Hector maintained his friendship with Dylan Thomas, as his wife Mary recorded; and she paints a vivid pen-portrait of Thomas:

“I somehow found it difficult to think of him as grown-up, he looked so like a cherubic baby with his pop eyes and fat cheeks, loose lips and curly hair. He always seemed merry; but somehow I felt that at bottom he was rather a sad person, rather alone, always aware of the uncertainty and tragedy of life and the evanescence of time.”

And, of course, in almost no time at all, the evanescent Thomas was dead, not yet forty years old. This year the centenary of his birth is being remembered.

Comparatively late in life (in the 1950s), Hector MacIver married. 

Mary’s introduction to her mother-in-law was dramatic:  “She shook her head, sadly, and said ‘Ah, Hector was ruined by the Navy! The drink you know.’” Hector’s mother had been a pupil-teacher before, later in life, having upgraded her teaching qualifications and returned to teaching when her husband went bankrupt. As with many Lewis teachers of her generation, and indeed of later generations, she clearly could be blunt and open with negative assessments of the young. Whether she took pride in the more positive sides of her son’s achievement (Head of English in Scotland’s most prestigious state school; critic; broadcaster; writer) is not recorded.

Mary and Hector shared many literary and cultural interests, according to one of her ex-students:-

“The most inspirational teacher I had was Mary MacIver. We hit it off immediately. Mrs MacIver turned out to be probably the most formative person in my life. She had a profound effect on me.

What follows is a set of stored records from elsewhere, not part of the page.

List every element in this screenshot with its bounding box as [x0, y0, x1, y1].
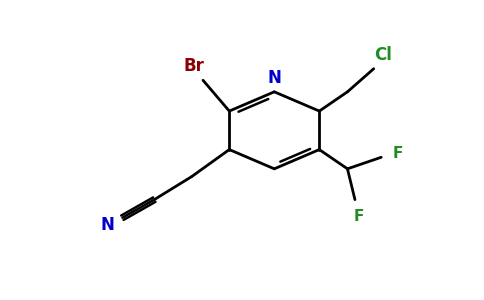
Text: F: F [393, 146, 403, 161]
Text: N: N [101, 216, 114, 234]
Text: Br: Br [183, 57, 204, 75]
Text: Cl: Cl [374, 46, 392, 64]
Text: F: F [353, 209, 364, 224]
Text: N: N [267, 69, 281, 87]
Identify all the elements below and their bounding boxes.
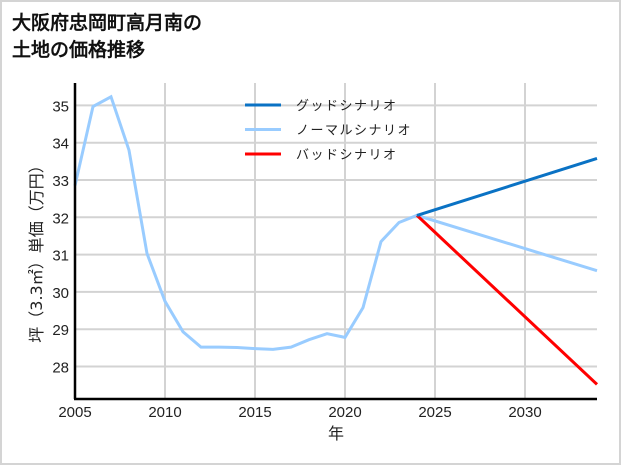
x-axis-label: 年 xyxy=(328,424,344,443)
chart-title-line-1: 大阪府忠岡町高月南の xyxy=(12,12,203,34)
chart-title: 大阪府忠岡町高月南の 土地の価格推移 xyxy=(12,10,202,64)
legend-label: グッドシナリオ xyxy=(296,99,398,114)
y-tick-label: 28 xyxy=(52,360,69,377)
x-tick-label: 2030 xyxy=(508,404,541,421)
x-tick-label: 2015 xyxy=(238,404,271,421)
legend-label: バッドシナリオ xyxy=(296,148,398,163)
series-line xyxy=(416,156,598,217)
x-tick-label: 2020 xyxy=(328,404,361,421)
series-line xyxy=(415,214,599,386)
y-tick-label: 33 xyxy=(52,173,69,190)
y-tick-label: 30 xyxy=(52,285,69,302)
x-tick-label: 2005 xyxy=(58,404,91,421)
x-tick-labels: 2005 2010 2015 2020 2025 2030 xyxy=(58,404,541,421)
y-axis-label: 坪（3.3㎡）単価（万円） xyxy=(27,157,46,342)
plot-series xyxy=(73,94,599,386)
y-tick-label: 34 xyxy=(52,136,69,153)
axes xyxy=(73,83,597,401)
y-tick-label: 31 xyxy=(52,248,69,265)
series-line xyxy=(73,94,598,351)
x-tick-label: 2010 xyxy=(148,404,181,421)
y-tick-label: 35 xyxy=(52,98,69,115)
y-tick-label: 29 xyxy=(52,322,69,339)
y-tick-labels: 28 29 30 31 32 33 34 35 xyxy=(52,98,69,376)
chart-title-line-2: 土地の価格推移 xyxy=(12,39,146,61)
legend-label: ノーマルシナリオ xyxy=(296,124,412,139)
x-tick-label: 2025 xyxy=(418,404,451,421)
y-tick-label: 32 xyxy=(52,210,69,227)
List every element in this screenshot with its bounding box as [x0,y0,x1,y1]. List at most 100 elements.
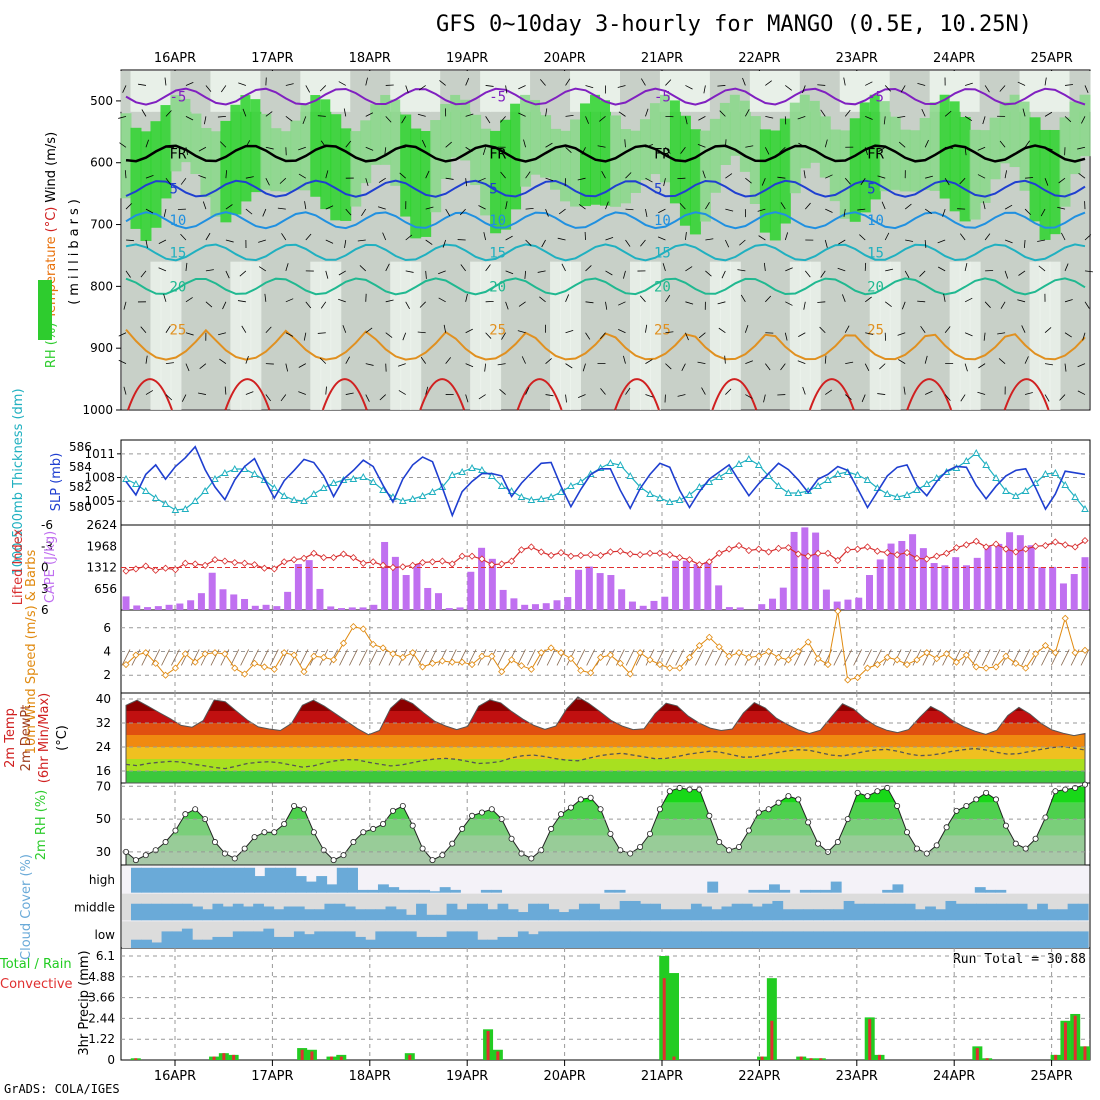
wind-marker [310,652,318,660]
thickness-marker [922,479,931,487]
wind-barb [1044,327,1052,334]
rh-cell [689,71,701,112]
wind-barb [245,391,254,395]
cape-bar [575,569,583,610]
li-marker [824,549,832,557]
li-marker [982,543,990,551]
rh-cell [520,71,532,112]
wind-marker [656,660,664,669]
cape-bar [521,604,529,610]
cloud-cell [192,906,203,921]
wind-barb [545,142,553,148]
wind-barb [181,394,187,402]
rh-legend-swatch [38,280,52,340]
rh-moist-cell [400,114,412,217]
rh-cell [370,71,382,112]
cloud-cell [914,931,926,948]
cloud-cell [232,903,244,921]
wind-barb [937,266,946,272]
rh-dry-cell [719,261,731,410]
cloud-cell [161,931,173,948]
wind-barb [401,116,407,124]
cloud-cell [429,891,441,893]
wind-barb [917,82,926,86]
cape-bar [510,598,518,610]
wind-marker [1012,659,1020,667]
wind-barb [524,270,526,279]
cape-bar [197,593,205,610]
wind-barb [1058,177,1066,184]
wind-marker [517,662,526,670]
wind-barb [739,239,746,246]
wind-barb [365,178,369,186]
cloud-cell [244,867,256,893]
wind-barb [185,147,189,156]
wind-barb [725,388,732,395]
isotherm-label: 5 [169,182,177,198]
rh-moist-cell [470,114,482,186]
rh-marker [281,821,288,828]
li-marker [310,549,318,557]
wind-barb [302,116,307,124]
rh-marker [508,835,515,842]
wind-barb [241,325,247,333]
thickness-tick: 582 [69,480,92,494]
wind-barb [937,239,946,244]
wind-barb [385,332,393,338]
thickness-marker [310,489,318,497]
cape-bar [790,531,798,610]
surface-wind-barb [467,649,477,666]
rh-marker [815,840,822,847]
rh-dry-cell [170,261,182,410]
rh-cell [150,71,162,112]
surface-wind-barb [161,649,170,666]
li-marker [369,558,377,566]
wind-barb [365,112,374,117]
wind-barb [163,294,167,302]
surface-wind-barb [704,649,714,666]
isotherm-label: FR [867,146,884,162]
li-marker [1002,545,1010,553]
cloud-cell [192,939,203,948]
li-marker [241,559,249,567]
wind-barb [785,267,793,272]
cloud-cell [568,909,580,921]
rh-moist-cell [330,114,342,221]
wind-barb [197,392,206,395]
wind-barb [1064,332,1072,338]
wind-barb [964,116,973,122]
wind-marker [982,664,990,672]
surface-wind-barb [1080,649,1090,666]
wind-barb [205,269,214,272]
rh-dry-cell [490,261,502,410]
wind-barb [765,115,774,119]
cloud-cell [456,909,468,921]
wind-barb [478,205,486,210]
cloud-cell [752,931,763,948]
rh-cell [490,71,502,112]
rh-dry-cell [410,261,422,410]
wind-barb [185,363,190,372]
li-marker [715,549,723,557]
thickness-marker [527,495,536,503]
li-marker [794,550,802,558]
wind-barb [819,326,826,334]
wind-barb [944,326,951,333]
date-label-top: 20APR [543,51,585,66]
rh-moist-cell [769,130,781,241]
cloud-cell [779,889,791,893]
wind-barb [585,265,592,272]
temp-tick: 24 [96,740,111,754]
wind-barb [465,328,473,334]
wind-marker [596,653,605,661]
cloud-cell [925,906,936,921]
cape-bar [962,565,970,610]
wind-barb [438,297,446,303]
wind-barb [777,176,786,179]
wind-barb [1044,394,1050,402]
rh-cell [769,71,781,112]
li-marker [893,551,901,559]
wind-barb [884,301,892,307]
li-marker [419,558,427,567]
rh-moist-cell [939,94,951,199]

She was married to Hector MacIver, who taught English at the Royal High School. I already knew about Hector MacIver because I had read critical articles he wrote in the Scotsman and other newspapers about all sorts of things, particularly poetry. Mary and Hector lived in the village of Temple, next door to the painter William Gillies and knew all sorts of poets, musicians, actors and painters. Over the coming years they took me under their wing and introduced me to people like the poet Robert Garioch, the painter Robin Philipson and the weaver Sax Shaw.”

Mary and Hector’s cultural interests were however not narrowly intellectual:

“Ronnie Corbett, a previous pupil of Hector, also became well known as a comedian. When we were first married I had to listen to every ‘Crackerjack’ programme with Hector, for he was so interested in following the beginning of Ronnie’s successful career.”

In 1962, Hector spent a term on a secondment to Balliol in the University of Oxford. He records some of that experience:-

            “I attended lectures by Professor Ayer, very impressive on ‘Facts and Propositions’; Professor Davies on ‘Sir Gawain and the Green Knight’, Professor Trevor Roper on the Puritan Revolution; Tolkien on the Study of Old English Poetry; Mr Wordsworth on the Scottish Chaucerians; AJP Taylor on post-War History.”

In 1965, Hector took ill. Unknown to him, he had cancer of the liver. His cat was also ill, as his wife records: “When Hector was dying, Peader was terminally ill also, and Hector said to the tiger-striped Peader as she lay on the quilt on Hector’s bed - Ah, little one, we’re both on the way out.”

On 30 April 1966, Hector MacIver died. He was 55 years old.

Postscript: There our story of these odd, but talented, Macivers ends. It began when two little boys, a long time ago, speculated as to why Robert and Hector were so gifted, yet so different - and united apparently only by surname. And when a Lewis mother said to her two boys:  “It is obvious why they were talented. They were first cousins: both Macivers of the stock of Maciver’s Garage in Bayhead.” As always, a Lewis mother has the last word.